The case is Petrone v. Hampton Bays Union Free School District, a summary order issued on May 28. Plaintiff is a schoolteacher who suffers from anxiety and panic disorder. Plaintiff says he could have eventually returned to work and resumed his teaching responsibilities had the district accommodated him.

The reasonable accommodation requirement under the Americans with Disabilities Act remains the most elastic legal concept under the civil rights laws. The employer has to find a way to make it work for the plaintiff to accommodate the disability. If the proposed accommodation is not reasonable, i.e., it creates an undue burden on the employer, i.e., it costs too much money or would fundamentally alter the nature of the workplace, then the plaintiff does not have an ADA claim.

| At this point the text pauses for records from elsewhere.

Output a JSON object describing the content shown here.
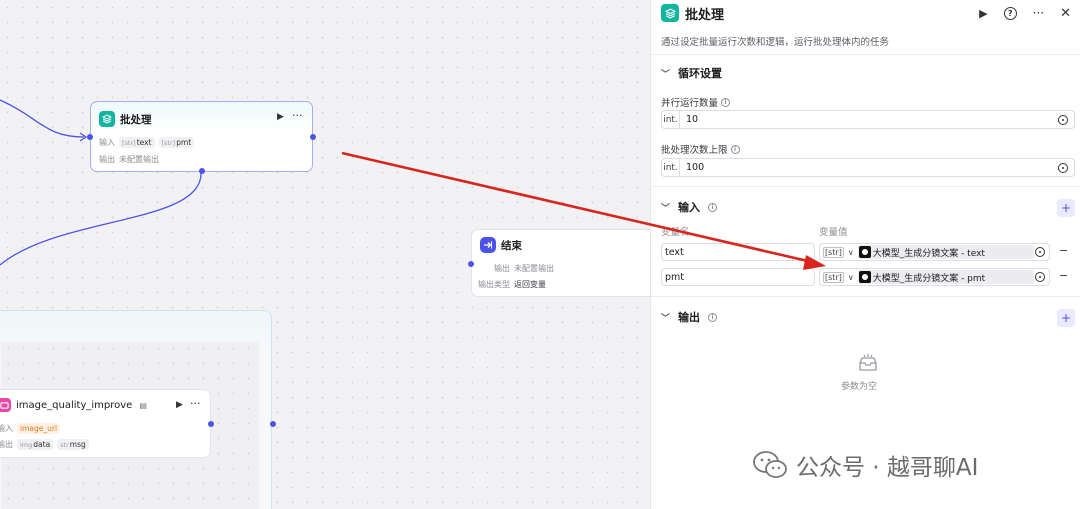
{
  "canvas": {
    "batch_node": {
      "title": "批处理",
      "input_label": "输入",
      "inputs": [
        {
          "type": "[str]",
          "name": "text"
        },
        {
          "type": "[str]",
          "name": "pmt"
        }
      ],
      "output_label": "输出",
      "output_value": "未配置输出"
    },
    "end_node": {
      "title": "结束",
      "output_label": "输出",
      "output_value": "未配置输出",
      "output_type_label": "输出类型",
      "output_type_value": "返回变量"
    },
    "plugin_node": {
      "title": "image_quality_improve",
      "input_label": "输入",
      "input_chip": "image_url",
      "output_label": "输出",
      "outputs": [
        {
          "type": "img",
          "name": "data"
        },
        {
          "type": "str",
          "name": "msg"
        }
      ]
    }
  },
  "panel": {
    "title": "批处理",
    "description": "通过设定批量运行次数和逻辑，运行批处理体内的任务",
    "loop_section": {
      "title": "循环设置",
      "parallel_label": "并行运行数量",
      "parallel_type": "int.",
      "parallel_value": "10",
      "max_label": "批处理次数上限",
      "max_type": "int.",
      "max_value": "100"
    },
    "input_section": {
      "title": "输入",
      "col_name": "变量名",
      "col_value": "变量值",
      "rows": [
        {
          "name": "text",
          "type": "[str]",
          "ref": "大模型_生成分镜文案 - text"
        },
        {
          "name": "pmt",
          "type": "[str]",
          "ref": "大模型_生成分镜文案 - pmt"
        }
      ]
    },
    "output_section": {
      "title": "输出",
      "empty_text": "参数为空"
    }
  },
  "watermark": {
    "text": "公众号 · 越哥聊AI"
  },
  "colors": {
    "accent": "#4d53e8",
    "batch_icon": "#13b5a1",
    "plugin_icon": "#e74aa6",
    "arrow": "#d9261c"
  }
}
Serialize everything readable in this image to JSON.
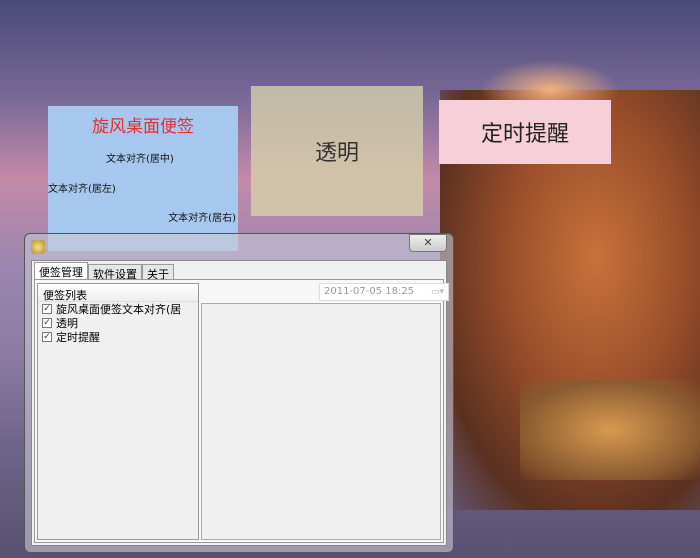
{
  "notes": {
    "note1": {
      "title": "旋风桌面便签",
      "center": "文本对齐(居中)",
      "left": "文本对齐(居左)",
      "right": "文本对齐(居右)"
    },
    "note2": {
      "text": "透明"
    },
    "note3": {
      "text": "定时提醒"
    }
  },
  "window": {
    "close": "✕",
    "tabs": [
      "便签管理",
      "软件设置",
      "关于"
    ],
    "list_header": "便签列表",
    "items": [
      {
        "label": "旋风桌面便签文本对齐(居",
        "checked": true
      },
      {
        "label": "透明",
        "checked": true
      },
      {
        "label": "定时提醒",
        "checked": true
      }
    ],
    "datetime": "2011-07-05  18:25"
  }
}
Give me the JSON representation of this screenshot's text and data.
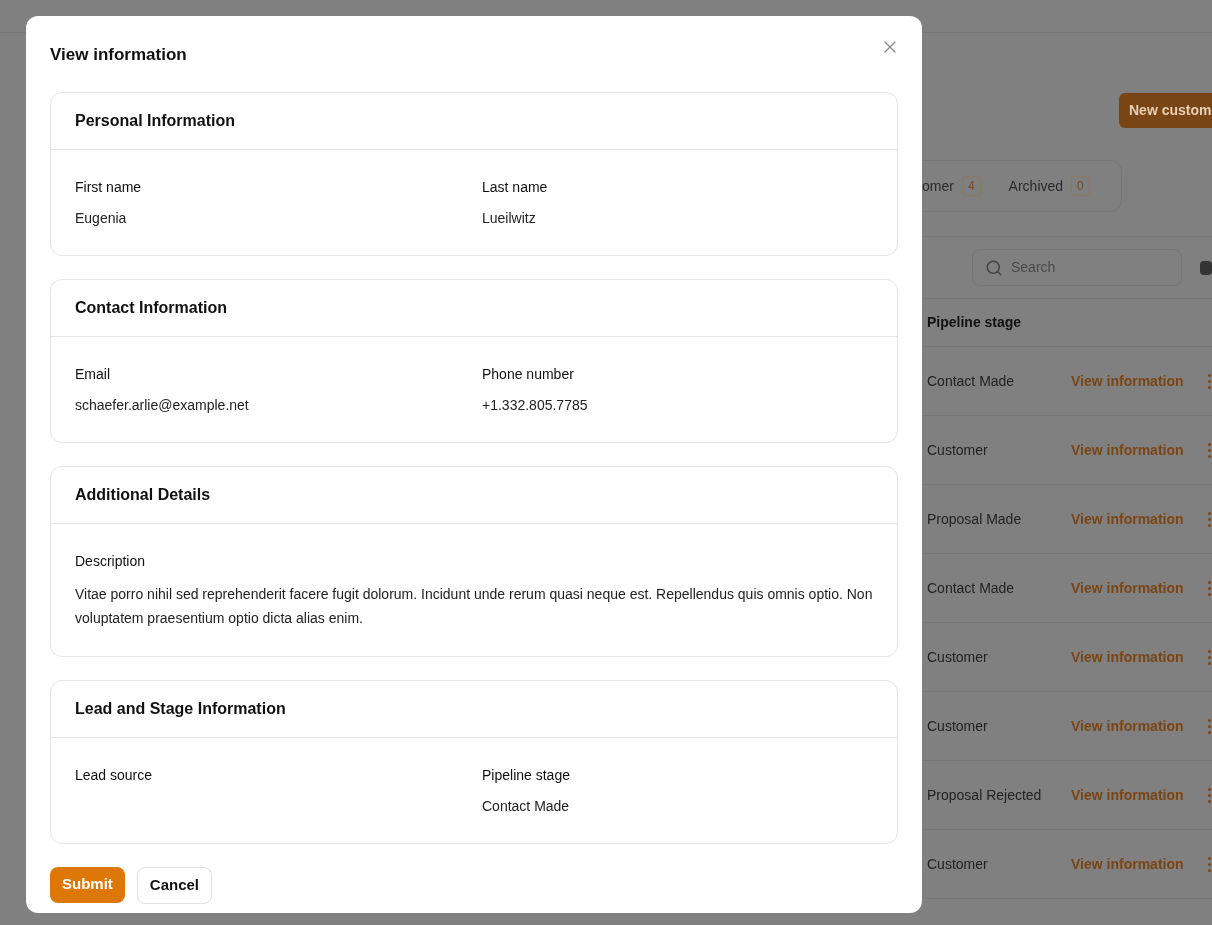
{
  "background": {
    "header_button": "New custom",
    "tabs": [
      {
        "label": "omer",
        "count": "4"
      },
      {
        "label": "Archived",
        "count": "0"
      }
    ],
    "search": {
      "placeholder": "Search"
    },
    "table": {
      "columns": [
        "Pipeline stage"
      ],
      "rows": [
        {
          "stage": "Contact Made",
          "action": "View information"
        },
        {
          "stage": "Customer",
          "action": "View information"
        },
        {
          "stage": "Proposal Made",
          "action": "View information"
        },
        {
          "stage": "Contact Made",
          "action": "View information"
        },
        {
          "stage": "Customer",
          "action": "View information"
        },
        {
          "stage": "Customer",
          "action": "View information"
        },
        {
          "stage": "Proposal Rejected",
          "action": "View information"
        },
        {
          "stage": "Customer",
          "action": "View information"
        }
      ]
    }
  },
  "dialog": {
    "title": "View information",
    "sections": [
      {
        "title": "Personal Information",
        "fields": [
          {
            "kind": "pair",
            "label": "First name",
            "value": "Eugenia"
          },
          {
            "kind": "pair",
            "label": "Last name",
            "value": "Lueilwitz"
          }
        ]
      },
      {
        "title": "Contact Information",
        "fields": [
          {
            "kind": "pair",
            "label": "Email",
            "value": "schaefer.arlie@example.net"
          },
          {
            "kind": "pair",
            "label": "Phone number",
            "value": "+1.332.805.7785"
          }
        ]
      },
      {
        "title": "Additional Details",
        "fields": [
          {
            "kind": "wide",
            "label": "Description",
            "value": "Vitae porro nihil sed reprehenderit facere fugit dolorum. Incidunt unde rerum quasi neque est. Repellendus quis omnis optio. Non voluptatem praesentium optio dicta alias enim."
          }
        ]
      },
      {
        "title": "Lead and Stage Information",
        "fields": [
          {
            "kind": "pair",
            "label": "Lead source"
          },
          {
            "kind": "pair",
            "label": "Pipeline stage",
            "value": "Contact Made"
          }
        ]
      }
    ],
    "buttons": [
      {
        "label": "Submit",
        "kind": "primary"
      },
      {
        "label": "Cancel",
        "kind": "secondary"
      }
    ]
  }
}
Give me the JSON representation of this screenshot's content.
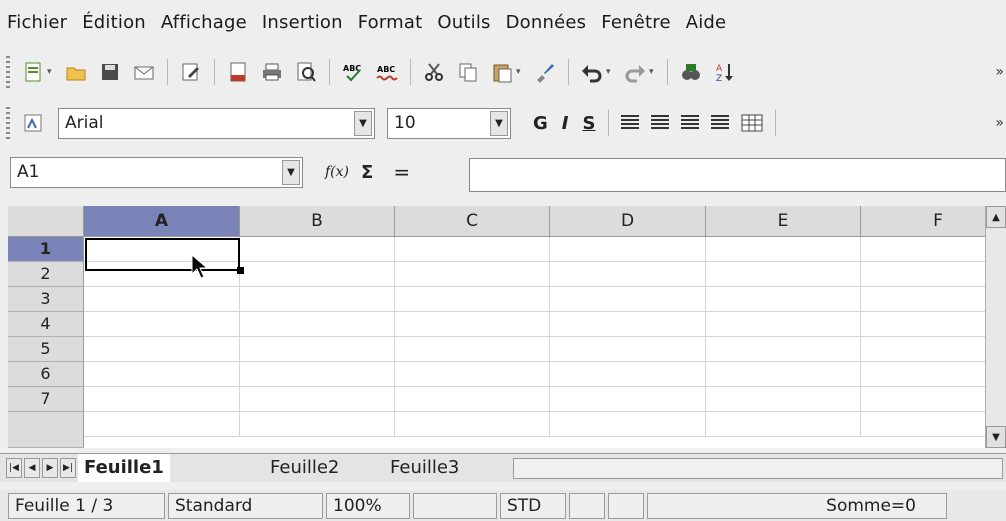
{
  "menu": [
    {
      "label": "Fichier"
    },
    {
      "label": "Édition"
    },
    {
      "label": "Affichage"
    },
    {
      "label": "Insertion"
    },
    {
      "label": "Format"
    },
    {
      "label": "Outils"
    },
    {
      "label": "Données"
    },
    {
      "label": "Fenêtre"
    },
    {
      "label": "Aide"
    }
  ],
  "format_toolbar": {
    "font_name": "Arial",
    "font_size": "10",
    "bold": "G",
    "italic": "I",
    "underline": "S"
  },
  "formula_bar": {
    "cell_ref": "A1",
    "fx": "f(x)",
    "sum": "Σ",
    "equals": "=",
    "value": ""
  },
  "grid": {
    "columns": [
      "A",
      "B",
      "C",
      "D",
      "E",
      "F"
    ],
    "rows": [
      "1",
      "2",
      "3",
      "4",
      "5",
      "6",
      "7"
    ],
    "selected_column": "A",
    "selected_row": "1"
  },
  "sheets": [
    {
      "label": "Feuille1",
      "active": true
    },
    {
      "label": "Feuille2",
      "active": false
    },
    {
      "label": "Feuille3",
      "active": false
    }
  ],
  "status": {
    "sheet": "Feuille 1 / 3",
    "style": "Standard",
    "zoom": "100%",
    "mode": "STD",
    "sum": "Somme=0"
  },
  "colors": {
    "selected_header": "#7a84b8",
    "background": "#efefef"
  }
}
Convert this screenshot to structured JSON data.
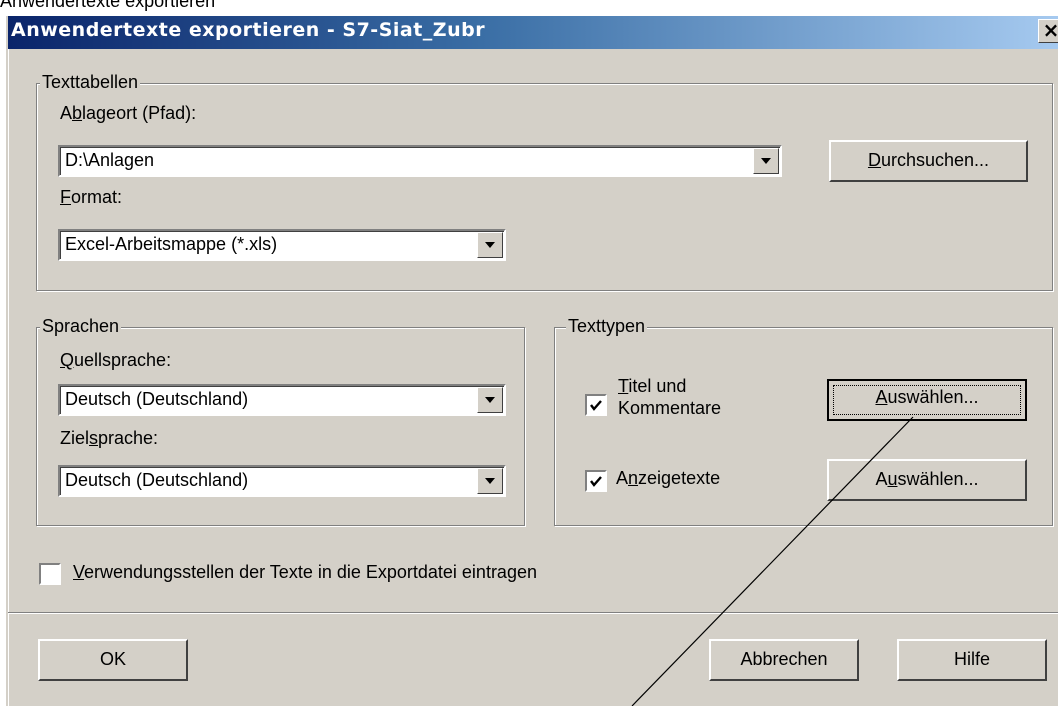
{
  "top_strip_text": "Anwendertexte exportieren",
  "window": {
    "title": "Anwendertexte exportieren - S7-Siat_Zubr",
    "close_glyph": "×"
  },
  "texttabellen": {
    "legend": "Texttabellen",
    "ablageort_label": {
      "before": "A",
      "key": "b",
      "after": "lageort (Pfad):"
    },
    "ablageort_value": "D:\\Anlagen",
    "durchsuchen_button": {
      "before": "",
      "key": "D",
      "after": "urchsuchen..."
    },
    "format_label": {
      "before": "",
      "key": "F",
      "after": "ormat:"
    },
    "format_value": "Excel-Arbeitsmappe (*.xls)"
  },
  "sprachen": {
    "legend": "Sprachen",
    "quellsprache_label": {
      "before": "",
      "key": "Q",
      "after": "uellsprache:"
    },
    "quellsprache_value": "Deutsch (Deutschland)",
    "zielsprache_label": {
      "before": "Ziel",
      "key": "s",
      "after": "prache:"
    },
    "zielsprache_value": "Deutsch (Deutschland)"
  },
  "texttypen": {
    "legend": "Texttypen",
    "titel_checkbox": {
      "checked": true,
      "line1_before": "",
      "line1_key": "T",
      "line1_after": "itel und",
      "line2": "Kommentare"
    },
    "titel_button": {
      "before": "",
      "key": "A",
      "after": "uswählen..."
    },
    "anzeige_checkbox": {
      "checked": true,
      "before": "A",
      "key": "n",
      "after": "zeigetexte"
    },
    "anzeige_button": {
      "before": "A",
      "key": "u",
      "after": "swählen..."
    }
  },
  "verwendung_checkbox": {
    "checked": false,
    "before": "",
    "key": "V",
    "after": "erwendungsstellen der Texte in die Exportdatei eintragen"
  },
  "footer": {
    "ok_label": "OK",
    "abbrechen_label": "Abbrechen",
    "hilfe_label": "Hilfe"
  },
  "colors": {
    "dialog_face": "#d4d0c8",
    "titlebar_start": "#0a246a",
    "titlebar_end": "#a6caf0"
  },
  "icons": {
    "combo_arrow": "chevron-down-icon",
    "check": "check-icon"
  }
}
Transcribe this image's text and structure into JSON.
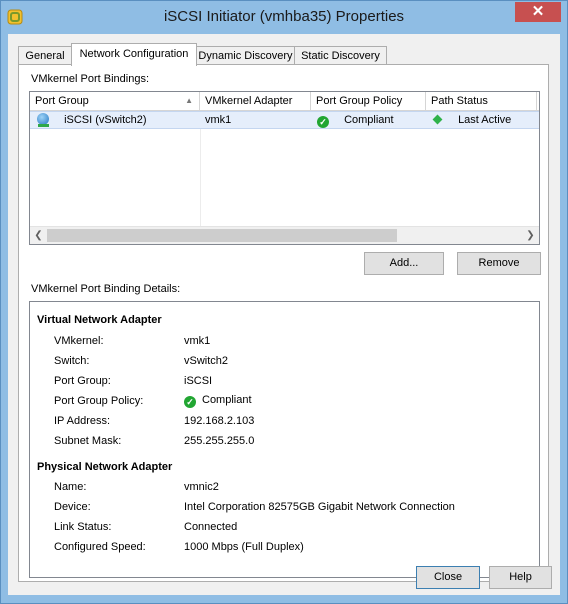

The accommodation is also not required if it would ultimately render the plaintiff an unqualified employee. In other words, you have to show that plaintiff could perform the essential functions of the job with the accommodation. While this can be a fact-specific inquiry, the employer can still get summary judgment. In this case, the employer wins because plaintiff was not a qualified employee under the ADA; "he did not, and could not, provide [the school district] with any assurance that a temporary leave of absence would allow him to resume teaching. This is because neither Petrone nor his doctor ever informed the District of a date when he anticipated being able to return to work or indicated how long a leave of absence might have to last."